27. A computer-implemented method for determining bacterial or pathobiont engraftment, comprising:
(a) accessing engraftment potential data for:
(i) a gut microbiome of a subject simulated on a model configured to predict—using a flux balance analysis—dynamics of individual taxa of the gut microbiome of the subject and of engraftment bacteria or engraftment pathobiont, the model constrained by
(1) relative taxon abundance comprising taxon abundance data of the gut microbiome of the subject in combination with taxon abundance of the engraftment bacteria or engraftment pathobiont set at a propagule pressure approximating an exposure or infection event,
(2) growth medium data representing extracellular substrate availability from one or more different background diets, and
(3) no intervention, or one or more interventions, the interventions comprising one or more antimicrobials, prebiotics, probiotics, fecal microbiota transplants, dietary interventions, or a combination thereof; and
(ii) a plurality of gut microbiomes of a reference population comprising generally healthy individuals each individually simulated for engraftment potential on essentially the same one or more background diets as the subject, and optionally, essentially the same interventions as the subject;
(b) generating, for each of the one or more different background diets, a distribution based on engraftment potential of the subject and the reference population associated with the background diet and embedding the engraftment potential data of the subject associated with the background diet into a context of the distribution;
(c) generating, for each of the one or more different background diets, a comparative metric using the distribution for the background diet and the engraftment potential data of the subject simulated on the background diet; and
(d) identifying, based on the comparative metrics, a particular intervention to recommend for the subject, where the particular intervention includes a particular background diet, one or more particular interventions, or a combination thereof.

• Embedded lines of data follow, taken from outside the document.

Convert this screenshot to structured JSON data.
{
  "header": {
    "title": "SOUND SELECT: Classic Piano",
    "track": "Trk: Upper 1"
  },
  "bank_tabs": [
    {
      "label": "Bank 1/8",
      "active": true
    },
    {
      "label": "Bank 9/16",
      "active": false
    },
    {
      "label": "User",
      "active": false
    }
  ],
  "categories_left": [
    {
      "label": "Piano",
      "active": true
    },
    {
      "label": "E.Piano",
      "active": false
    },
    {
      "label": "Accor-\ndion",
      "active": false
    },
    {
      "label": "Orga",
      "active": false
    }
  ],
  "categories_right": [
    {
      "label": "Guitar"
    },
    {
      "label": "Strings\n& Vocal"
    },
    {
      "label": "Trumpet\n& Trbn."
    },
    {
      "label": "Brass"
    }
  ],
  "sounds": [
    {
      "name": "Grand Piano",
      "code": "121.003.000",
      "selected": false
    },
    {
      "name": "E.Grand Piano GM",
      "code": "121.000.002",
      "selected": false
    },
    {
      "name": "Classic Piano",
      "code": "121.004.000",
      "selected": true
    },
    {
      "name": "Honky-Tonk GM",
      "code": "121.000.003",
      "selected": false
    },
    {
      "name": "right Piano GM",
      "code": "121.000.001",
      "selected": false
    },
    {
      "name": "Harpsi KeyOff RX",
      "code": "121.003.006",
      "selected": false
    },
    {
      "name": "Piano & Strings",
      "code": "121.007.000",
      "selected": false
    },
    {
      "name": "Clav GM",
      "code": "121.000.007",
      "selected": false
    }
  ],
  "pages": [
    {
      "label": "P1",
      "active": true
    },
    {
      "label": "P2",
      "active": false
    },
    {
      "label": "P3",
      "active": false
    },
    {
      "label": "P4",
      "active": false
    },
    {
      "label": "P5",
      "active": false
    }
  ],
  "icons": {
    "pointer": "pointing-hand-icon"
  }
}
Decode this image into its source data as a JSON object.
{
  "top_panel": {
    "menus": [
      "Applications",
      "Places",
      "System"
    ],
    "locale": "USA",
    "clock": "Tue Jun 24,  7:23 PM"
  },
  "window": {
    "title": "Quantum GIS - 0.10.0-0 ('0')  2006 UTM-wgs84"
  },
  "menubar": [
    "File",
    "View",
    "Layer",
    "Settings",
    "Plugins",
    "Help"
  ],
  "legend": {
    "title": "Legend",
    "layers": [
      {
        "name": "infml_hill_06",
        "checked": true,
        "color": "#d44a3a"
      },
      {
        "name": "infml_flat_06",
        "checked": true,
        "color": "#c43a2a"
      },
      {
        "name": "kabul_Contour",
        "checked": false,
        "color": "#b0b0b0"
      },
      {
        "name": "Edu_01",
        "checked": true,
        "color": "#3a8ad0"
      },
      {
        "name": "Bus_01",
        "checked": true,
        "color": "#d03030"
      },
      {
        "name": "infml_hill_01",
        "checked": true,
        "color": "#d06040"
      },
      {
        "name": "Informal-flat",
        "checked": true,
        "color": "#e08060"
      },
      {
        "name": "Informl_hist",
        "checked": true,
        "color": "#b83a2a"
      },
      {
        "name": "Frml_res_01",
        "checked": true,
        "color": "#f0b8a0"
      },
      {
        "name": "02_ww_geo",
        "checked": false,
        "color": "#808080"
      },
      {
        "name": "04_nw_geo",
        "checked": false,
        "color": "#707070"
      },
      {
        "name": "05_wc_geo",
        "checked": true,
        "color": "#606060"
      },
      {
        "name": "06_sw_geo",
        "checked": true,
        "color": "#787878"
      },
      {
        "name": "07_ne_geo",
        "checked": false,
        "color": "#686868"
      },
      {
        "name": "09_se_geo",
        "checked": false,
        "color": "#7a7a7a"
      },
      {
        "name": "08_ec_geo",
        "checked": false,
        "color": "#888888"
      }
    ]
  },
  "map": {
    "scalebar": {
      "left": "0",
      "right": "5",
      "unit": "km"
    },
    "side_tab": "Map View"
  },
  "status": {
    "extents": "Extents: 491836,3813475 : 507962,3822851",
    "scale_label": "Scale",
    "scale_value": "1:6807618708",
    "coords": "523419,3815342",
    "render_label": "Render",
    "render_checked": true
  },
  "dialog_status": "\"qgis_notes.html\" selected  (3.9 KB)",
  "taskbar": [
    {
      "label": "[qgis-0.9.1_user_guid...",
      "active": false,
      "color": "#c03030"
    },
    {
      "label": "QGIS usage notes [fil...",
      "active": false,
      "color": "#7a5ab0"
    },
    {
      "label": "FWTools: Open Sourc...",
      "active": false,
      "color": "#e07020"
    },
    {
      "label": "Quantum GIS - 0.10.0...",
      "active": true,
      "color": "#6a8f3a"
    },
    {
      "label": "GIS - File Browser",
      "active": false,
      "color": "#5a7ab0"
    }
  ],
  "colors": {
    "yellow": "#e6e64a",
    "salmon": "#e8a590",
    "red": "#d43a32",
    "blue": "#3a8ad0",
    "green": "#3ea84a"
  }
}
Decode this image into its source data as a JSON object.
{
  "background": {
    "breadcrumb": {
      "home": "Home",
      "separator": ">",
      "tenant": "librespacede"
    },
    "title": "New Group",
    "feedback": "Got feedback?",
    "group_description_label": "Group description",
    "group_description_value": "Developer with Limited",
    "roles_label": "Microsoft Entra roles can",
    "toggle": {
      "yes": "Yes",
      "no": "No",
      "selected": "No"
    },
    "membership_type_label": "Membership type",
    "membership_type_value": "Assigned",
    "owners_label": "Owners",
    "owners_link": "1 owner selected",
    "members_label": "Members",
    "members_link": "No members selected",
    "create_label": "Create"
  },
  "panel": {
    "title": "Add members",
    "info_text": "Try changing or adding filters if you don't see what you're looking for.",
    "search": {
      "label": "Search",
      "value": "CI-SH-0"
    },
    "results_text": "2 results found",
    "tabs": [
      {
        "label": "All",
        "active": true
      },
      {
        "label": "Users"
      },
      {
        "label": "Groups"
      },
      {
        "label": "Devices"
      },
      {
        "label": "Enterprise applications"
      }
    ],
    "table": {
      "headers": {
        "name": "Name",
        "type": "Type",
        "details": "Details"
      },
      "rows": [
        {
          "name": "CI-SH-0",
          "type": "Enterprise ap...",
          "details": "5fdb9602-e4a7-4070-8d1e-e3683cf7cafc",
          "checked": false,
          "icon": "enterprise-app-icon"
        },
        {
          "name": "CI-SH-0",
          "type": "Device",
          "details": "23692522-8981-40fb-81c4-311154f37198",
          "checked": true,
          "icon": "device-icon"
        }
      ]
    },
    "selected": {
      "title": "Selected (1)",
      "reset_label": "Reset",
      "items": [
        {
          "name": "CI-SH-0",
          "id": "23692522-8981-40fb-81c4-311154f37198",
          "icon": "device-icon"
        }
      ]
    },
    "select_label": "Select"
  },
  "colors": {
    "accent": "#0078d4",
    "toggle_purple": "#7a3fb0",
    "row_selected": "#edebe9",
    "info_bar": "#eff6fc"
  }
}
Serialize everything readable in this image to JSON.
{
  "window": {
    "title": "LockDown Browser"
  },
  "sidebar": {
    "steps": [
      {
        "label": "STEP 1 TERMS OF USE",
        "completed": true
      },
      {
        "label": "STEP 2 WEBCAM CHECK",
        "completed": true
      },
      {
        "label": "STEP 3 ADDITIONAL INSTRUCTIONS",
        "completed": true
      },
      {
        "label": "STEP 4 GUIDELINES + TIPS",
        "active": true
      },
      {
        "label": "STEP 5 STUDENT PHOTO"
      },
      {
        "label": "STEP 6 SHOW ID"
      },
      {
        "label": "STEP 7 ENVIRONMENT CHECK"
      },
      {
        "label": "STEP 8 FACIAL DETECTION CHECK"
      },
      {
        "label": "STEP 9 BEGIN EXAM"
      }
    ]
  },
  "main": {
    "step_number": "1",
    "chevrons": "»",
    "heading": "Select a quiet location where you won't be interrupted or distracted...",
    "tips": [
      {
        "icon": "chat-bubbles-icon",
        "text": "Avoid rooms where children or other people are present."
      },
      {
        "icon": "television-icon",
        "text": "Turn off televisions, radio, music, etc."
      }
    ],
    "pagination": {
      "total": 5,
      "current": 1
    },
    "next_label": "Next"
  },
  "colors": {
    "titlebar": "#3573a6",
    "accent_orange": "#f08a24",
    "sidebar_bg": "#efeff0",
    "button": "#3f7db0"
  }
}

28. The method of claim 27, wherein the comparative metric is for a plurality of different background diets with and without the one or more interventions.
29. The method of claim 27, further generating a gut health report embedding the engraftment potential of the subject into a context of the distribution of the engraftment potential of the reference population for a given background diet, the gut health report identifying the particular intervention.
30. The method of claim 27, wherein the identifying the particular intervention comprises ranking the interventions based on background diet.
31. The method of claim 27, wherein the background diets comprise, or are selected, from a high-fiber diet such as a vegan high-fiber diet rich in resistant starch or a standard Mediterranean diet, a low fiber diet such as a standard European diet or a standard American diet, and a personalized diet.
32. A system comprising:
one or more data processors; and
a non-transitory computer readable storage medium containing instructions which, when executed on the one or more data processors, cause the one or more data processors to perform a set of actions comprising steps (a)-(d) of claim 27.
33. A computer-program product tangibly embodied in a non-transitory machine-readable storage medium, including instructions configured to cause one or more data processors to perform a set of actions comprising steps (a)-(d) of claim 27.